Deep-sea researchers frequently point out that science knows less about the still largely unexplored deep waters beyond human vision than it does about the surface of Mars.

The giant squid has long been an exemplar of this reality: a gargantuan creature, yet known to humans only because dead specimens washed ashore or huge squid beaks were found in the stomachs of sperm whales, the animals’ primary predator.

Even as fishery depletion has forced ships to trawl in deeper waters, meaning that more giant squid specimens are hauled up in nets, this offers only narrow glimpses into their world. A body on its own, Dr. Vecchione said, “doesn’t tell us anything about how they make a living in their natural environment.”

The new video, recorded at a depth of 759 meters, in a spot where the ocean bottom lies at 2,200 meters, offers rare and useful clues to the animal’s habitat and hunting methods.

Dr. Widder designed the optical lure to emulate the light that a jellyfish emits when it is being attacked. According to the “burglar alarm theory,” the animal’s light is meant to attract some larger predator, which will attack whatever is attacking the jellyfish. That a second giant squid was attracted to the lure seems to bolster the theory.

Still, scientists have little idea how the species as a whole is faring, especially as the oceans it calls home are rapidly warming and acidifying. “It could fall out of existence without us even knowing,” Dr. Robinson said.

But the new video sighting, brief as it is, joins the 2012 footage as an enormous addition to our limited knowledge of giant squids: a tiny glimpse into how a famous but mysterious creature lives in a world that is usually beyond our sight.

As the members of the expedition stood around the monitors, celebrating and high-fiving, they began to say that lightning had struck twice: The Medusa camera had managed to record not one but two sightings of the elusive giant squid, if seven years apart.

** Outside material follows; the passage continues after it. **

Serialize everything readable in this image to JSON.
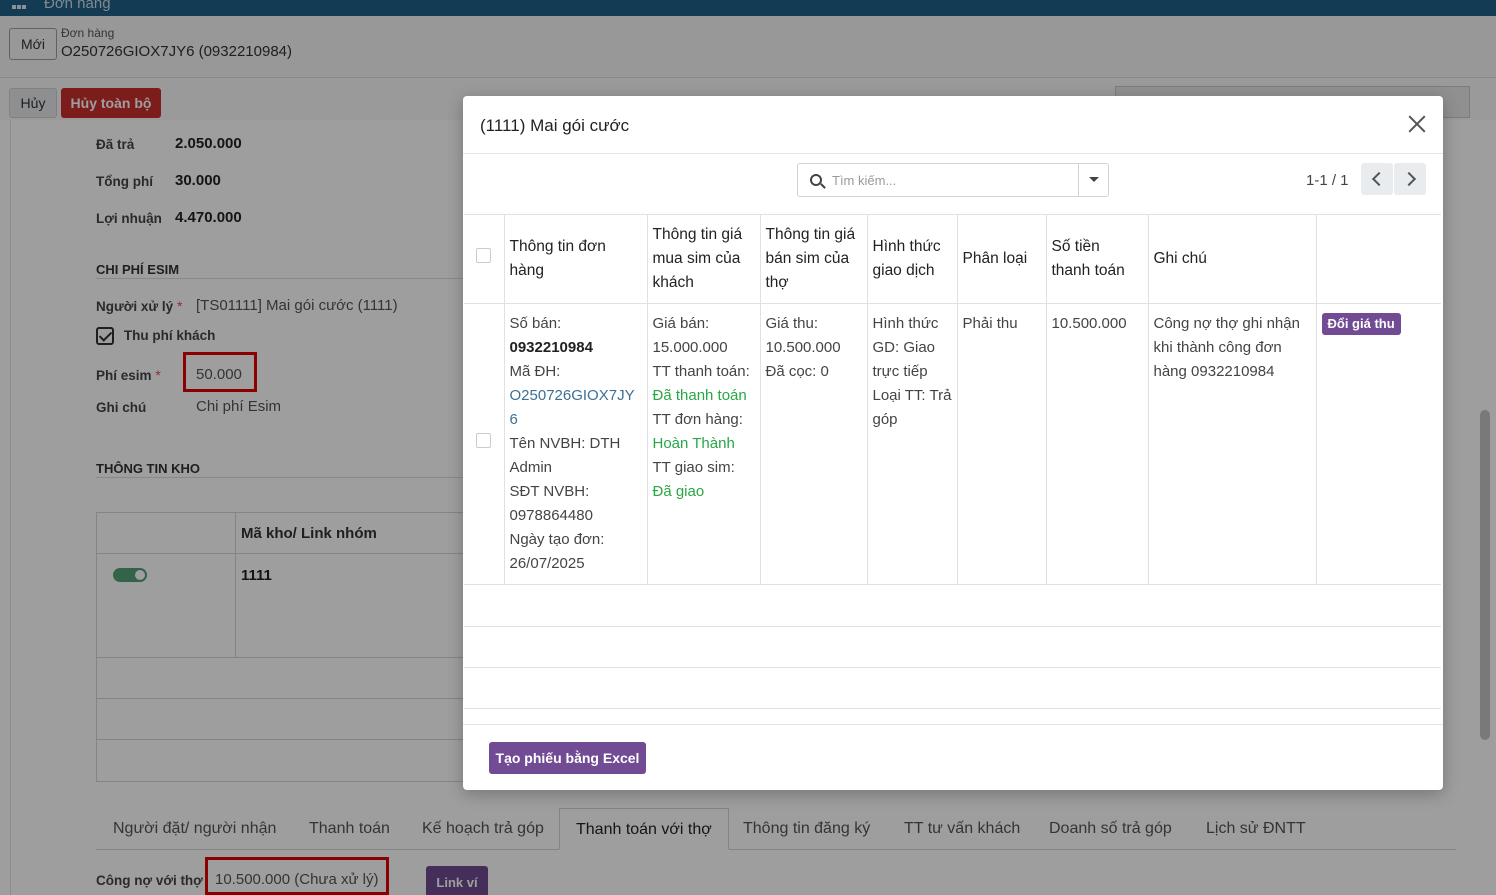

Then, just half an hour after Dr. Robinson ran into the mess to alert Dr. Widder, actual lightning struck the ship. An antenna and instruments on the starboard side fell to the deck in fragments, and a plume of smoke filled the air.

The researchers ran to check the Medusa’s computer to make sure the precious footage they had just watched was safe. It was: There was the squid, still emerging from the darkness.